Abstract
Background: Stroke patients experience functional changes resulting from muscle atrophy related to disuse, lack or limited neuronal stimulation, and undernutrition. Acute ischemic stroke is assumed to induce muscle atrophy. However, there is little information regarding muscle changes after acute stroke.
Objective: The purpose of this study was to examine the effect of inactivity and undernutrition after acute stroke on mass, myofibrillar protein content, and Types I and II fiber cross-sectional areas of rat hindlimb muscles.

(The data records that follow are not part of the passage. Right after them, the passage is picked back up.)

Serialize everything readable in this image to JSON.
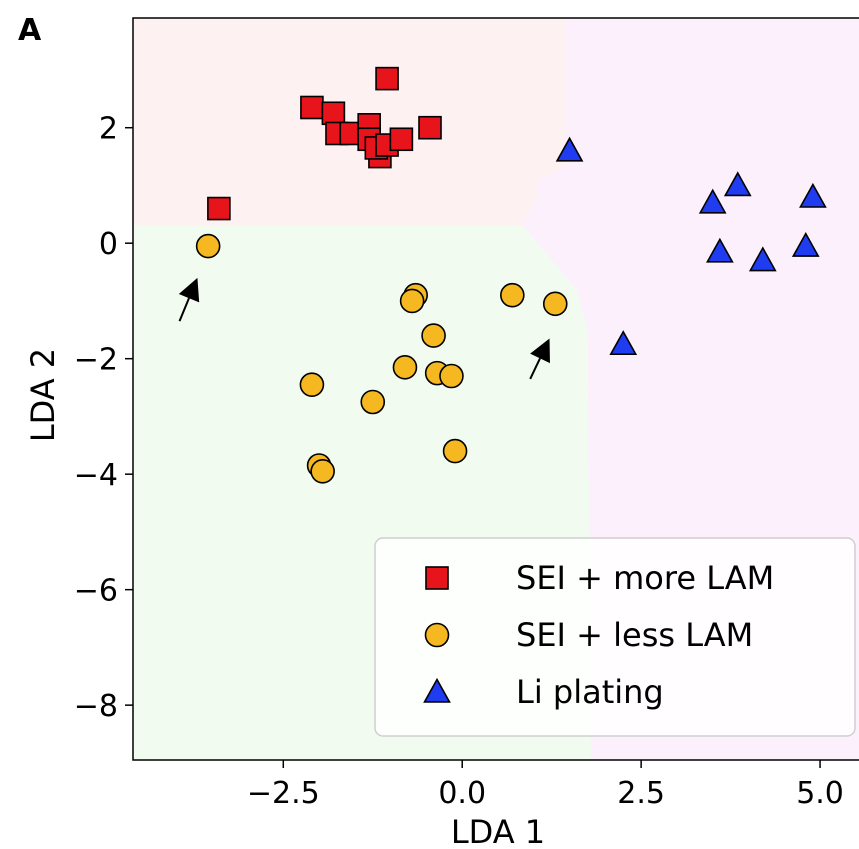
{
  "panel_label": "A",
  "chart_data": {
    "type": "scatter",
    "xlabel": "LDA 1",
    "ylabel": "LDA 2",
    "xlim": [
      -4.6,
      5.6
    ],
    "ylim": [
      -8.95,
      3.9
    ],
    "xticks": [
      -2.5,
      0.0,
      2.5,
      5.0
    ],
    "xtick_labels": [
      "−2.5",
      "0.0",
      "2.5",
      "5.0"
    ],
    "yticks": [
      2,
      0,
      -2,
      -4,
      -6,
      -8
    ],
    "ytick_labels": [
      "2",
      "0",
      "−2",
      "−4",
      "−6",
      "−8"
    ],
    "grid": false,
    "legend_position": "bottom-right",
    "decision_regions": [
      {
        "class": "SEI + more LAM",
        "color": "#fdf1f1"
      },
      {
        "class": "SEI + less LAM",
        "color": "#f1fbf0"
      },
      {
        "class": "Li plating",
        "color": "#fbf0fb"
      }
    ],
    "series": [
      {
        "name": "SEI + more LAM",
        "marker": "square",
        "color": "#e8141c",
        "points": [
          [
            -3.4,
            0.6
          ],
          [
            -2.1,
            2.35
          ],
          [
            -1.8,
            2.25
          ],
          [
            -1.75,
            1.9
          ],
          [
            -1.55,
            1.9
          ],
          [
            -1.3,
            2.05
          ],
          [
            -1.3,
            1.8
          ],
          [
            -1.15,
            1.5
          ],
          [
            -1.2,
            1.65
          ],
          [
            -1.05,
            1.7
          ],
          [
            -0.85,
            1.8
          ],
          [
            -1.05,
            2.85
          ],
          [
            -0.45,
            2.0
          ]
        ]
      },
      {
        "name": "SEI + less LAM",
        "marker": "circle",
        "color": "#f5b820",
        "points": [
          [
            -3.55,
            -0.05
          ],
          [
            -0.65,
            -0.9
          ],
          [
            -0.7,
            -1.0
          ],
          [
            0.7,
            -0.9
          ],
          [
            1.3,
            -1.05
          ],
          [
            -0.4,
            -1.6
          ],
          [
            -0.8,
            -2.15
          ],
          [
            -0.35,
            -2.25
          ],
          [
            -0.15,
            -2.3
          ],
          [
            -2.1,
            -2.45
          ],
          [
            -1.25,
            -2.75
          ],
          [
            -2.0,
            -3.85
          ],
          [
            -1.95,
            -3.95
          ],
          [
            -0.1,
            -3.6
          ]
        ]
      },
      {
        "name": "Li plating",
        "marker": "triangle",
        "color": "#1f3cf0",
        "points": [
          [
            1.5,
            1.6
          ],
          [
            3.5,
            0.7
          ],
          [
            3.85,
            1.0
          ],
          [
            4.9,
            0.8
          ],
          [
            3.6,
            -0.15
          ],
          [
            4.2,
            -0.3
          ],
          [
            4.8,
            -0.05
          ],
          [
            2.25,
            -1.75
          ]
        ]
      }
    ],
    "annotations": [
      {
        "type": "arrow",
        "from": [
          -3.95,
          -1.35
        ],
        "to": [
          -3.7,
          -0.6
        ]
      },
      {
        "type": "arrow",
        "from": [
          0.95,
          -2.35
        ],
        "to": [
          1.22,
          -1.65
        ]
      }
    ]
  }
}
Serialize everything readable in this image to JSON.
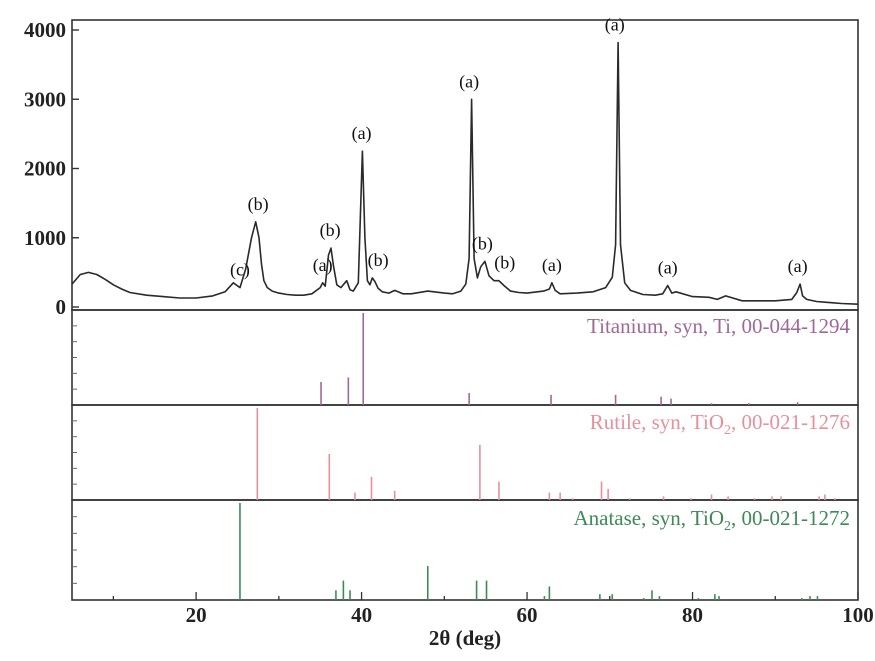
{
  "chart_data": {
    "type": "line",
    "xlabel": "2θ (deg)",
    "ylabel": "",
    "xlim": [
      5,
      100
    ],
    "ylim": [
      0,
      4000
    ],
    "x_ticks": [
      20,
      40,
      60,
      80,
      100
    ],
    "y_ticks": [
      0,
      1000,
      2000,
      3000,
      4000
    ],
    "grid": false,
    "series": [
      {
        "x": [
          5,
          6,
          7,
          8,
          9,
          10,
          11,
          12,
          14,
          16,
          18,
          20,
          22,
          23.5,
          24.5,
          25.3,
          26,
          26.7,
          27.2,
          27.6,
          27.9,
          28.2,
          28.6,
          29.2,
          30,
          31,
          32,
          33,
          34,
          35,
          35.3,
          35.6,
          36,
          36.3,
          36.6,
          37,
          37.5,
          38.2,
          38.6,
          39,
          39.6,
          40.1,
          40.4,
          40.7,
          41,
          41.3,
          41.6,
          42,
          42.5,
          43.3,
          44,
          45,
          46,
          48,
          50,
          51,
          52,
          52.6,
          53,
          53.3,
          53.6,
          54,
          54.4,
          54.9,
          55.4,
          56,
          56.6,
          57.2,
          58,
          59,
          60,
          62,
          62.7,
          63,
          63.4,
          64,
          66,
          68,
          69.5,
          70.3,
          70.7,
          71,
          71.3,
          71.8,
          72.5,
          74,
          75.5,
          76.4,
          77,
          77.5,
          78,
          80,
          82,
          83,
          84,
          86,
          88,
          90,
          92,
          92.6,
          93,
          93.3,
          93.8,
          95,
          96,
          97,
          98,
          100
        ],
        "y": [
          330,
          470,
          500,
          470,
          400,
          320,
          260,
          210,
          170,
          150,
          130,
          130,
          160,
          220,
          350,
          280,
          550,
          1000,
          1230,
          1000,
          620,
          380,
          280,
          230,
          200,
          180,
          170,
          170,
          190,
          280,
          350,
          300,
          750,
          850,
          600,
          320,
          280,
          380,
          250,
          230,
          350,
          2250,
          1000,
          380,
          320,
          420,
          370,
          270,
          220,
          200,
          240,
          190,
          190,
          230,
          200,
          190,
          230,
          330,
          700,
          3000,
          700,
          420,
          580,
          660,
          450,
          380,
          380,
          310,
          230,
          210,
          200,
          230,
          260,
          350,
          240,
          190,
          200,
          220,
          280,
          430,
          900,
          3820,
          900,
          350,
          240,
          180,
          170,
          190,
          310,
          200,
          220,
          150,
          140,
          110,
          160,
          90,
          90,
          90,
          110,
          210,
          330,
          160,
          110,
          80,
          70,
          60,
          50,
          40
        ]
      }
    ],
    "peak_labels": [
      {
        "x": 25.3,
        "y": 280,
        "text": "(c)"
      },
      {
        "x": 27.5,
        "y": 1230,
        "text": "(b)"
      },
      {
        "x": 35.3,
        "y": 350,
        "text": "(a)"
      },
      {
        "x": 36.2,
        "y": 850,
        "text": "(b)"
      },
      {
        "x": 40.0,
        "y": 2250,
        "text": "(a)"
      },
      {
        "x": 42.0,
        "y": 420,
        "text": "(b)"
      },
      {
        "x": 53.0,
        "y": 3000,
        "text": "(a)"
      },
      {
        "x": 54.6,
        "y": 660,
        "text": "(b)"
      },
      {
        "x": 57.3,
        "y": 380,
        "text": "(b)"
      },
      {
        "x": 63.0,
        "y": 350,
        "text": "(a)"
      },
      {
        "x": 70.6,
        "y": 3820,
        "text": "(a)"
      },
      {
        "x": 77.0,
        "y": 310,
        "text": "(a)"
      },
      {
        "x": 92.7,
        "y": 330,
        "text": "(a)"
      }
    ],
    "reference_patterns": [
      {
        "label": "Titanium, syn, Ti, 00-044-1294",
        "color": "#a0689a",
        "x": [
          35.1,
          38.4,
          40.2,
          53.0,
          62.9,
          70.7,
          76.2,
          77.4,
          82.3,
          86.8,
          92.7
        ],
        "intensity": [
          25,
          30,
          100,
          13,
          11,
          11,
          9,
          7,
          2,
          2,
          3
        ]
      },
      {
        "label": "Rutile, syn, TiO2, 00-021-1276",
        "color": "#e8909a",
        "x": [
          27.4,
          36.1,
          39.2,
          41.2,
          44.0,
          54.3,
          56.6,
          62.7,
          64.0,
          65.5,
          69.0,
          69.8,
          72.4,
          76.5,
          79.8,
          82.3,
          84.3,
          87.5,
          89.6,
          90.7,
          95.3,
          96.0,
          97.2
        ],
        "intensity": [
          100,
          50,
          8,
          25,
          10,
          60,
          20,
          8,
          8,
          2,
          20,
          12,
          2,
          4,
          2,
          6,
          4,
          2,
          4,
          4,
          4,
          6,
          2
        ]
      },
      {
        "label": "Anatase, syn, TiO2, 00-021-1272",
        "color": "#3d8a55",
        "x": [
          25.3,
          36.9,
          37.8,
          38.6,
          48.0,
          53.9,
          55.1,
          62.1,
          62.7,
          68.8,
          70.3,
          74.1,
          75.1,
          76.0,
          80.7,
          82.7,
          83.2,
          93.2,
          94.2,
          95.1
        ],
        "intensity": [
          100,
          10,
          20,
          10,
          35,
          20,
          20,
          4,
          14,
          6,
          6,
          2,
          10,
          4,
          2,
          6,
          4,
          2,
          4,
          4
        ]
      }
    ]
  },
  "labels": {
    "x_axis_title": "2θ (deg)",
    "ref_titanium": "Titanium, syn, Ti, 00-044-1294",
    "ref_rutile_prefix": "Rutile, syn, TiO",
    "ref_rutile_sub": "2",
    "ref_rutile_suffix": ", 00-021-1276",
    "ref_anatase_prefix": "Anatase, syn, TiO",
    "ref_anatase_sub": "2",
    "ref_anatase_suffix": ", 00-021-1272"
  },
  "colors": {
    "frame": "#333333",
    "pattern_line": "#2a2a2a",
    "titanium": "#a0689a",
    "rutile": "#e8909a",
    "anatase": "#3d8a55"
  }
}
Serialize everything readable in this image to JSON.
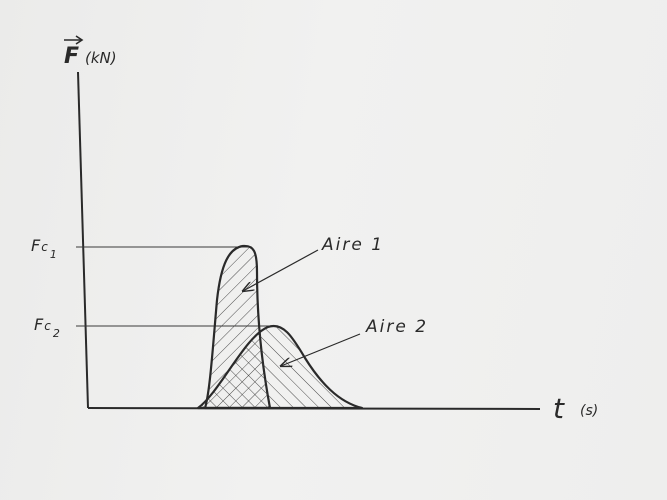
{
  "diagram": {
    "y_axis": {
      "symbol": "F",
      "unit": "(kN)"
    },
    "x_axis": {
      "symbol": "t",
      "unit": "(s)"
    },
    "levels": [
      {
        "base": "F",
        "sub_c": "c",
        "index": "1"
      },
      {
        "base": "F",
        "sub_c": "c",
        "index": "2"
      }
    ],
    "areas": [
      {
        "label": "Aire 1"
      },
      {
        "label": "Aire 2"
      }
    ],
    "ink_color": "#2a2a2a"
  }
}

Methods: Adult male Sprague-Dawley rats (body weight, 240-270 g) were randomly assigned to one of three groups: a stroke group (n = 7) that had occlusion of the right middle cerebral artery, a control group (n = 7) that underwent a sham right middle cerebral artery procedure, and an undernourished group (n = 9) that was pair-fed to match the intake of stroke rats. Food and water intake as well as body weight were measured daily. The rats were anesthetized 7 days after occlusion or sham occlusion, after which the soleus (Type I), plantaris (Type II), and gastrocnemius (Type II) muscles were dissected from both the affected and unaffected sides. The brain was sectioned to identify cerebral infarction in the stroke group. Body weight, food intake, muscle weight, fiber type distribution, cross-sectional area, and myofibrillar protein content of the dissected muscles were determined.
Results: The stroke group at 7 days after ischemic stroke showed significant decreases (p < .05), as compared with the control rats, in diet intake and body weight, muscle weight of affected gastrocnemius, Type I fiber cross-sectional area of the affected soleus muscle, Types I and II fiber cross-sectional areas and Type II fiber distribution of the unaffected soleus muscle, and myofibrillar protein content of both the affected and unaffected soleus muscles. As compared with the control group, the undernourished group showed significant decreases (p < .05) in diet intake and body weight, Type I fiber cross-sectional area of the affected soleus muscle, Types I and II fiber cross-sectional areas and Type II fiber distribution of the unaffected soleus muscle, Type I fiber distribution of the affected gastrocnemius muscle, and myofibrillar protein content of both the affected and unaffected soleus muscles. As compared with the undernourished group, the stroke group showed significant decreases (p < .05) in muscle weight and Type II fiber distribution of the affected gastrocnemius muscle. There were no differences in muscle characteristics between the affected and unaffected hindlimb muscles at 7 days after ischemic stroke.
Conclusions: Hindlimb muscle atrophy occurs in both affected and unaffected sides after acute stroke, with Type I muscle changes more apparent than Type II changes.